Juniper Cozy of Kanaka
The incredible beauty of Kanaka, located in Crimea.
Maksym Dubovyaz. "Krymska Svitlytsia" newspaper, 2017, issue No. 6
The coastal highway winds like a twisting mountain river through the entire resort and grape-growing southeastern Crimea. Buses and cars traverse the highway's switchbacks slowly, now pulling themselves up the heights of passes, now sliding on brakes down into the small valleys of tiny rivers that carry the clean water of mountain springs to the Black Sea. In winter, the roads are almost empty; the summer season fills them with herds of tour buses.
Crimea along this route is so rich in history and scenery that there is both something to listen to and admire all along the way. Voloshin's Koktebel and Otuz will flash past the windows, along with the incredibly beautiful Kara-Dag. For a few seconds, the fantastic country of Meganom will offer a view from the pass above the Koz valley. Next is Sudak with its famous fortress, followed by Novyi Svit with the patterned capes of medieval Paradise; past Kapsikhor, the ruins of the castle of the di Guasco brothers will remind of Genoese antiquity, and further on lies the village of Skuti, modern Uskyut.

And here, at last, is Kanaka. Exactly halfway between Sudak and Alushta, a long narrow valley of a mountain river that no longer exists. But it did! Old people say that there was a port at its mouth, and ships from the sea entered the river, though they do not say when that was, or under which tsars and heroes. By the way, Maksim Gorky mentions this little river. On one of his Crimean journeys, traveling from one working cooperative to another, in early September he once had to wait a good two days for the raging Kanaka to subside within its banks after downpours.

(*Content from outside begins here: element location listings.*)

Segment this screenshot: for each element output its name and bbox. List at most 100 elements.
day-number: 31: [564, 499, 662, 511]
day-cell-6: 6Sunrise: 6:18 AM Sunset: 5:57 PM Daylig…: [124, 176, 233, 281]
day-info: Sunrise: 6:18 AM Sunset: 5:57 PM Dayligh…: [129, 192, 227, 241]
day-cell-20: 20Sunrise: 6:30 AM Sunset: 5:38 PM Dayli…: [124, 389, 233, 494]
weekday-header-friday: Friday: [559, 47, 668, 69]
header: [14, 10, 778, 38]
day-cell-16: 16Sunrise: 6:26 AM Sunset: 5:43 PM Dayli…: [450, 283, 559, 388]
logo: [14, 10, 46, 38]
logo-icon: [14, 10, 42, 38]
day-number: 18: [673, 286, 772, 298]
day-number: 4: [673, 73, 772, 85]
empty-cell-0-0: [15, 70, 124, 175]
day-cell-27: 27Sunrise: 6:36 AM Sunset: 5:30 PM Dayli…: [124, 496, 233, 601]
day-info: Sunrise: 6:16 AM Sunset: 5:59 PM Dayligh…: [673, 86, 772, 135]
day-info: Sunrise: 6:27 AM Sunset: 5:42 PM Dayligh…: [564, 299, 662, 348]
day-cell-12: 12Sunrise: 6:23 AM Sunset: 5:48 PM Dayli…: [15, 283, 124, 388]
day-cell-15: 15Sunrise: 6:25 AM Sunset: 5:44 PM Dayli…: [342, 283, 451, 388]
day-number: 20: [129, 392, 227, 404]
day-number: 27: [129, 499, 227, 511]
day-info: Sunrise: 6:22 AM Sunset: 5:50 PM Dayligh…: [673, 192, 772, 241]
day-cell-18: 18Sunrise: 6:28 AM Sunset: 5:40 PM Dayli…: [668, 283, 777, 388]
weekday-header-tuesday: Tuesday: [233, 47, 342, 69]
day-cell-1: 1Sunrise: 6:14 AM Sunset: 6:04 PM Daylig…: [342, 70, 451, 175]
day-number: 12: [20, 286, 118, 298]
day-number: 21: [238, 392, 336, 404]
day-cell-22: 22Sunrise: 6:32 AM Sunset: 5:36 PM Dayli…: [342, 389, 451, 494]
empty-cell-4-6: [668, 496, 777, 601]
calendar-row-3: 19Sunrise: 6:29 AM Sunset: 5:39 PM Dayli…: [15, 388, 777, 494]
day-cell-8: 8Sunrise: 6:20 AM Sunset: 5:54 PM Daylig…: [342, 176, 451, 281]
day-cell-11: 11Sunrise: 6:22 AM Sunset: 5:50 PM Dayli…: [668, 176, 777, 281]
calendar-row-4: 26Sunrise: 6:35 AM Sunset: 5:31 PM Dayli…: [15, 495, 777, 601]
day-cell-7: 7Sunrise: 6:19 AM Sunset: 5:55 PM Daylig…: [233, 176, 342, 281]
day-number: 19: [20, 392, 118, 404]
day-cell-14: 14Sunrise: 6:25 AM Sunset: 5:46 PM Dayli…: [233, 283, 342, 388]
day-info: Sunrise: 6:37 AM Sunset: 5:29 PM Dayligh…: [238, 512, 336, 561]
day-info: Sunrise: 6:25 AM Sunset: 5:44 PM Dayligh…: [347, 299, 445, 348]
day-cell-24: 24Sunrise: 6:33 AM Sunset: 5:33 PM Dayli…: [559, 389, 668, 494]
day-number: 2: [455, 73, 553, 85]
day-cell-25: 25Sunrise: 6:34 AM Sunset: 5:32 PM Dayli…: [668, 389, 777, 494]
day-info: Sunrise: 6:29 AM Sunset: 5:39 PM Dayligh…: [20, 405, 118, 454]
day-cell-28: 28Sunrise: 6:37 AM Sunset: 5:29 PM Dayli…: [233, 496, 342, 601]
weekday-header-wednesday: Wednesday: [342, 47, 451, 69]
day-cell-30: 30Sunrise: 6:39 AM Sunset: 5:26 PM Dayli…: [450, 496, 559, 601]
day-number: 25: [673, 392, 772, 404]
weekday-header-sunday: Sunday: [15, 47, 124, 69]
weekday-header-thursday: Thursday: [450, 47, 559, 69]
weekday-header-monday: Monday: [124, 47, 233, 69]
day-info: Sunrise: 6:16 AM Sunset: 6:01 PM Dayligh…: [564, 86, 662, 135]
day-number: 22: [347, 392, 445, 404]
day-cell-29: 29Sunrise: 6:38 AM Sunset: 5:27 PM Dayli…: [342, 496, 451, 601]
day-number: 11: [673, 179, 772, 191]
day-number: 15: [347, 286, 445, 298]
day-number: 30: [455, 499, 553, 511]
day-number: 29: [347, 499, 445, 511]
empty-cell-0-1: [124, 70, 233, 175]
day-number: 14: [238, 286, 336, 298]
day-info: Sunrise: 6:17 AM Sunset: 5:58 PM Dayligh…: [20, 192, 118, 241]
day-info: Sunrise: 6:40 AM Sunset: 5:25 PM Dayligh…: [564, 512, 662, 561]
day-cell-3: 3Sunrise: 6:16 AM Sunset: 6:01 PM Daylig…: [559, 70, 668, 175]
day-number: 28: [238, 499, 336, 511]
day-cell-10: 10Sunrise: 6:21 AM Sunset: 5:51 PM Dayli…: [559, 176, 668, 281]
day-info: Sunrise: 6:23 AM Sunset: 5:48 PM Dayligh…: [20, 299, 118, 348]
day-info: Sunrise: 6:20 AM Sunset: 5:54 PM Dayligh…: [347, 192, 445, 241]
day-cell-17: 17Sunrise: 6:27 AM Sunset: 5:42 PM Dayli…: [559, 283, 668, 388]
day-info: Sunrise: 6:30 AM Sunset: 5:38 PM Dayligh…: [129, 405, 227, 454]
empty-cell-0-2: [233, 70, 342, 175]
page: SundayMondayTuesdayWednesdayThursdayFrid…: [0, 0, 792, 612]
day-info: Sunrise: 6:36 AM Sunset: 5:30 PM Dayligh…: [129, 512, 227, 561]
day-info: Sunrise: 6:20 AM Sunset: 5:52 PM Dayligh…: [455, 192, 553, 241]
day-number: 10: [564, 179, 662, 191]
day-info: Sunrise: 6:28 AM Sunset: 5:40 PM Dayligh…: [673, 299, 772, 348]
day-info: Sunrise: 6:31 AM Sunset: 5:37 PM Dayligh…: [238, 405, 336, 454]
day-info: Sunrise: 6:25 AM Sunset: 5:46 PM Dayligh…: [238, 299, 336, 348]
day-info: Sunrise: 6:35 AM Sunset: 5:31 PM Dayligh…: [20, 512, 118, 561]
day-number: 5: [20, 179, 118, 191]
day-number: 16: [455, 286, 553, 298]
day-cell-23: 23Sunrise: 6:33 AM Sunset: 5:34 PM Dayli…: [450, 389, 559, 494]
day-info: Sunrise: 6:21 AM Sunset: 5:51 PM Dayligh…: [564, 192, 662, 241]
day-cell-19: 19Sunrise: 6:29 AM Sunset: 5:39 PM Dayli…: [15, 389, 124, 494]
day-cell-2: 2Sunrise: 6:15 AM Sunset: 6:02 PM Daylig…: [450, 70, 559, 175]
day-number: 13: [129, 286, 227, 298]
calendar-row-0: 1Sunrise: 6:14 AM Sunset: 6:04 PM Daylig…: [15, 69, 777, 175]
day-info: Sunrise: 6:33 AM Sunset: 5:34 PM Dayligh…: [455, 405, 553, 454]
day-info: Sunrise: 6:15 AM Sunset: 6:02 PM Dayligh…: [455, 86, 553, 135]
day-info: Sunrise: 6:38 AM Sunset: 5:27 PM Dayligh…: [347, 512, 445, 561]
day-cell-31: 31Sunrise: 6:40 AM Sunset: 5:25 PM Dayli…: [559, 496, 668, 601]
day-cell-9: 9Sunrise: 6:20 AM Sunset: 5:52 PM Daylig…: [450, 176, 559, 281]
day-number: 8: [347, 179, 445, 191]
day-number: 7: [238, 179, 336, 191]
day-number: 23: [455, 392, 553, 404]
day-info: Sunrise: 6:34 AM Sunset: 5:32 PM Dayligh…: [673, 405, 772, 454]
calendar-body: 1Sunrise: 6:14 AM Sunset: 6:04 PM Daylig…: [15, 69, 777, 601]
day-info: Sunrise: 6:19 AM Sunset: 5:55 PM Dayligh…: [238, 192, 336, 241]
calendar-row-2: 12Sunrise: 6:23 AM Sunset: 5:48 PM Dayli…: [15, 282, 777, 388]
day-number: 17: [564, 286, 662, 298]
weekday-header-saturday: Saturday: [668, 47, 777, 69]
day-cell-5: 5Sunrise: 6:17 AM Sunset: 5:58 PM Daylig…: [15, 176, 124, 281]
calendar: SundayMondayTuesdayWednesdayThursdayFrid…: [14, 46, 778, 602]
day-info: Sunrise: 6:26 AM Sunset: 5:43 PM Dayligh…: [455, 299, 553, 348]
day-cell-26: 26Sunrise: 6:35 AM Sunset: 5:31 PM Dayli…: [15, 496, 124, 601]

And here is what the researcher Peter Simon Pallas wrote about these places a hundred years before that: "A large stream, which dries up in summer, and in autumn and rainy weather reaches 30 sazhens (60 meters) in width during its flooding, must flow from half the height of the alp, emptying into the sea. The Tatars call this stream 'Kanaka.'" Now this river can only be seen after a heavy downpour in the mountains.

But the true wealth of the Kanaka Valley is the relict grove of Greek juniper (Juniperus excelsa) and Mt. Atlas wild pistachio (Pistacia mutica). These plants survived the Ice Age and have been preserved in some places on the Southern Coast in Foros, near the Nikitsky Botanical Garden on Cape Martyan, in Kanaka, and in Novyi Svit.
As for the name "Kanaka", in this part of Crimea, names are generally beautiful and unusual: Karabi, Arpat, Kapsikhor, Tuak, and so on. Often they have controversial translations, and the historical intertwining of languages in Crimea allows for different versions. There is an assumption that "Kanaka" comes from "konak," which in Turkic languages means "lodging." This interpretation was put forward by Simferopol local historian Ihor Belyansky. There is also a more phonetically similar option, though its correspondence has yet to be proven: "khanqah" (place of worship).
And there is also a Greek, mythical version, according to which Canace (Kanaka) is the name of the daughter of the wind god Aeolus and wife of Poseidon, the ruler of all seas, including the Black Sea, which has embraced this strange peninsula for thousands of years.